Vasily Nikeshin, owner and dance director of DiVa Dance Studio in Goshen, says he’s seeing a “huge increase” in the number of couples requesting dance instruction prior to their weddings. Some are requesting simple instruction, while others are opting for more elaborate steps and choreography. Generally, though, “we show them the entrance onto the dance floor, a dip, some turns, a grand finale, and plenty of little tricks,” Nikeshin says. Sasha Bylim, studio owner of Fred Astaire Dance Studio in Tarrytown, also has seen a big increase in business, noting that the rumba, foxtrot, and tango are among the dances he most often teaches for the first dance. Barbara Antes, owner of Westchester Ballroom Dance Studio in Briarcliff Manor, says that choreographed dances, especially the first dance, are ultra-popular and “important because they’re shared on video, on social media, and on websites.”


Soft Hues, Bold Accents

Photo courtesy of David TuteraCraft Collection at Michaels

“Natural tones with bright accents” are hot, says Katy Pinto, PR coordinator at the Ritz-Carlton, Westchester. “We’re also seeing a lot of dreamy color palettes such as dusty blue, creams, and gold. Soft colors are moving in on the all-white wedding.”
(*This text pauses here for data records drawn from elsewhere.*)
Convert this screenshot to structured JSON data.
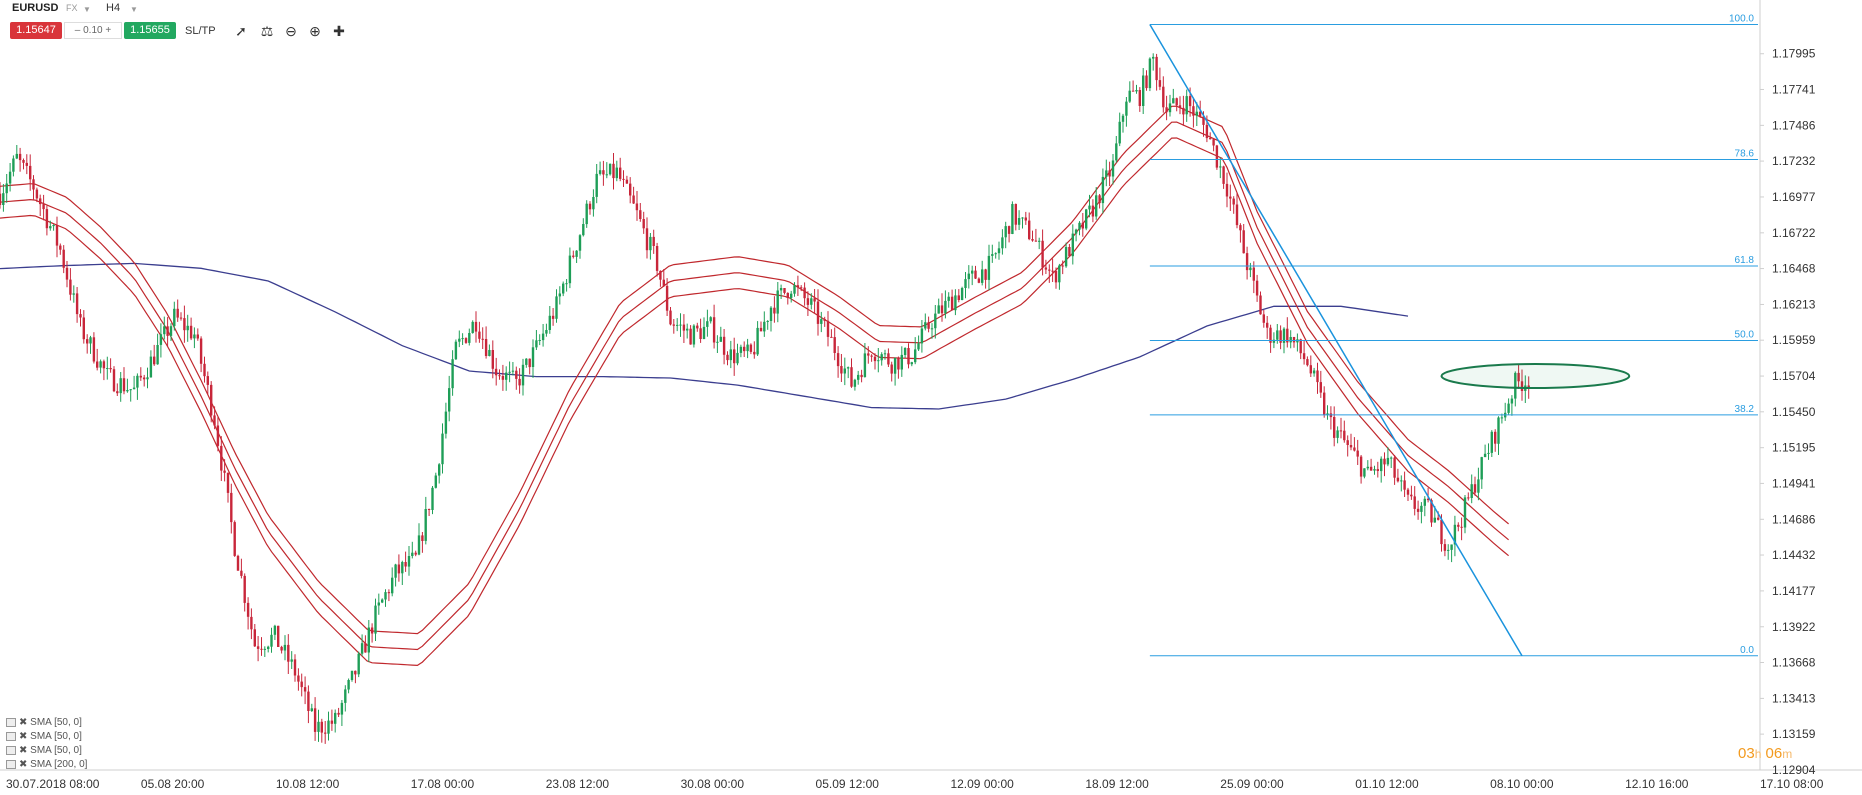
{
  "toolbar": {
    "symbol": "EURUSD",
    "market": "FX",
    "timeframe": "H4",
    "bid": "1.15647",
    "spread": "0.10",
    "ask": "1.15655",
    "sltp_label": "SL/TP",
    "tools": [
      "line-chart-icon",
      "candles-icon",
      "zoom-out-icon",
      "zoom-in-icon",
      "crosshair-icon"
    ]
  },
  "legend": [
    "SMA [50, 0]",
    "SMA [50, 0]",
    "SMA [50, 0]",
    "SMA [200, 0]"
  ],
  "timer": {
    "hours": "03",
    "hours_unit": "h",
    "minutes": "06",
    "minutes_unit": "m"
  },
  "colors": {
    "up": "#1e9e57",
    "down": "#c8263a",
    "sma50": "#c0282d",
    "sma200": "#3b3e8f",
    "fib": "#2a9de0",
    "trend": "#1a93dd",
    "ellipse": "#1a7a4c"
  },
  "chart_data": {
    "type": "candlestick",
    "symbol": "EURUSD",
    "timeframe": "H4",
    "ylim": [
      1.12904,
      1.18249
    ],
    "y_ticks": [
      "1.17995",
      "1.17741",
      "1.17486",
      "1.17232",
      "1.16977",
      "1.16722",
      "1.16468",
      "1.16213",
      "1.15959",
      "1.15704",
      "1.15450",
      "1.15195",
      "1.14941",
      "1.14686",
      "1.14432",
      "1.14177",
      "1.13922",
      "1.13668",
      "1.13413",
      "1.13159",
      "1.12904"
    ],
    "x_ticks": [
      "30.07.2018 08:00",
      "05.08 20:00",
      "10.08 12:00",
      "17.08 00:00",
      "23.08 12:00",
      "30.08 00:00",
      "05.09 12:00",
      "12.09 00:00",
      "18.09 12:00",
      "25.09 00:00",
      "01.10 12:00",
      "08.10 00:00",
      "12.10 16:00",
      "17.10 08:00"
    ],
    "fibonacci": {
      "levels": [
        {
          "label": "100.0",
          "price": 1.18203
        },
        {
          "label": "78.6",
          "price": 1.17243
        },
        {
          "label": "61.8",
          "price": 1.16486
        },
        {
          "label": "50.0",
          "price": 1.15957
        },
        {
          "label": "38.2",
          "price": 1.15428
        },
        {
          "label": "0.0",
          "price": 1.13716
        }
      ]
    },
    "trendline": [
      {
        "time_index": 343,
        "price": 1.18203
      },
      {
        "time_index": 454,
        "price": 1.13716
      }
    ],
    "resistance_zone": {
      "price": 1.15704
    },
    "sma200_path": [
      [
        0,
        1.16468
      ],
      [
        20,
        1.1649
      ],
      [
        40,
        1.16505
      ],
      [
        60,
        1.1647
      ],
      [
        80,
        1.1638
      ],
      [
        100,
        1.1616
      ],
      [
        120,
        1.1592
      ],
      [
        140,
        1.1574
      ],
      [
        160,
        1.157
      ],
      [
        180,
        1.157
      ],
      [
        200,
        1.1569
      ],
      [
        220,
        1.1564
      ],
      [
        240,
        1.1556
      ],
      [
        260,
        1.1548
      ],
      [
        280,
        1.1547
      ],
      [
        300,
        1.1554
      ],
      [
        320,
        1.1568
      ],
      [
        340,
        1.1584
      ],
      [
        360,
        1.1606
      ],
      [
        380,
        1.162
      ],
      [
        400,
        1.162
      ],
      [
        420,
        1.1613
      ]
    ],
    "sma50_mid_path": [
      [
        0,
        1.1694
      ],
      [
        10,
        1.1696
      ],
      [
        20,
        1.1686
      ],
      [
        30,
        1.1665
      ],
      [
        40,
        1.164
      ],
      [
        50,
        1.1603
      ],
      [
        60,
        1.1556
      ],
      [
        70,
        1.1505
      ],
      [
        80,
        1.146
      ],
      [
        95,
        1.1413
      ],
      [
        110,
        1.1378
      ],
      [
        125,
        1.1376
      ],
      [
        140,
        1.1412
      ],
      [
        155,
        1.1476
      ],
      [
        170,
        1.155
      ],
      [
        185,
        1.1611
      ],
      [
        200,
        1.1638
      ],
      [
        220,
        1.1644
      ],
      [
        235,
        1.1638
      ],
      [
        250,
        1.1616
      ],
      [
        262,
        1.1595
      ],
      [
        275,
        1.1594
      ],
      [
        290,
        1.1614
      ],
      [
        305,
        1.1633
      ],
      [
        320,
        1.1669
      ],
      [
        335,
        1.1717
      ],
      [
        350,
        1.1752
      ],
      [
        365,
        1.1736
      ],
      [
        375,
        1.1676
      ],
      [
        390,
        1.1605
      ],
      [
        405,
        1.1555
      ],
      [
        420,
        1.1514
      ],
      [
        432,
        1.1492
      ],
      [
        445,
        1.1464
      ],
      [
        450,
        1.1454
      ]
    ],
    "sma50_band_offset": 0.00113
  }
}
“Couples are opting for more pops of color throughout their wedding spaces,” says celebrity wedding planner David Tutera. “When I design my events, I make it a point to utilize one great base color to pop and make a statement. I tell my couples to imagine white as the canvas and to paint their wedding with a bold pop through table accessories, like napkin treatments, flowers, and chair accents.


Dangling Décor

Fotolia | Olga

“Hanging accents create a romantic and whimsical setting, whether it’s flowers cascading off a candelabra centerpiece, greenery hung from the chandelier, or even strands of pearls dangling off chair backs,” says celebrity wedding planner David Tutera. Dangling string lights are very big, whether strung horizontally, vertically, or as an overhead canopy. Some say table garlands are getting a little stale, but dangling vertical flower chains and garlands are very much in, according to many florists and wedding planners. 


Pets & Other Animals 

Fotolia | andrii kobryn

Having your golden retriever as your flower “girl” and your Newfie as your ring bearer is adorable — but nothing new. Now, though, animal-loving couples are incorporating their own pets and other animals into their nuptials in all sorts of creative ways. Llamas, in particular, are having a big moment, with couples renting them like crazy. Think we’re kidding? Call Hudson Valley Llamas to find out more about these versatile, gentle, super-cute creatures. Before you think of having your bridesmaids carry puppies or kittens instead of bouquets, however, clear it with your venue, make sure nobody in your party (or on your guest list) is allergic, and please make sure the animals are safe and comfortable and not just being used as props.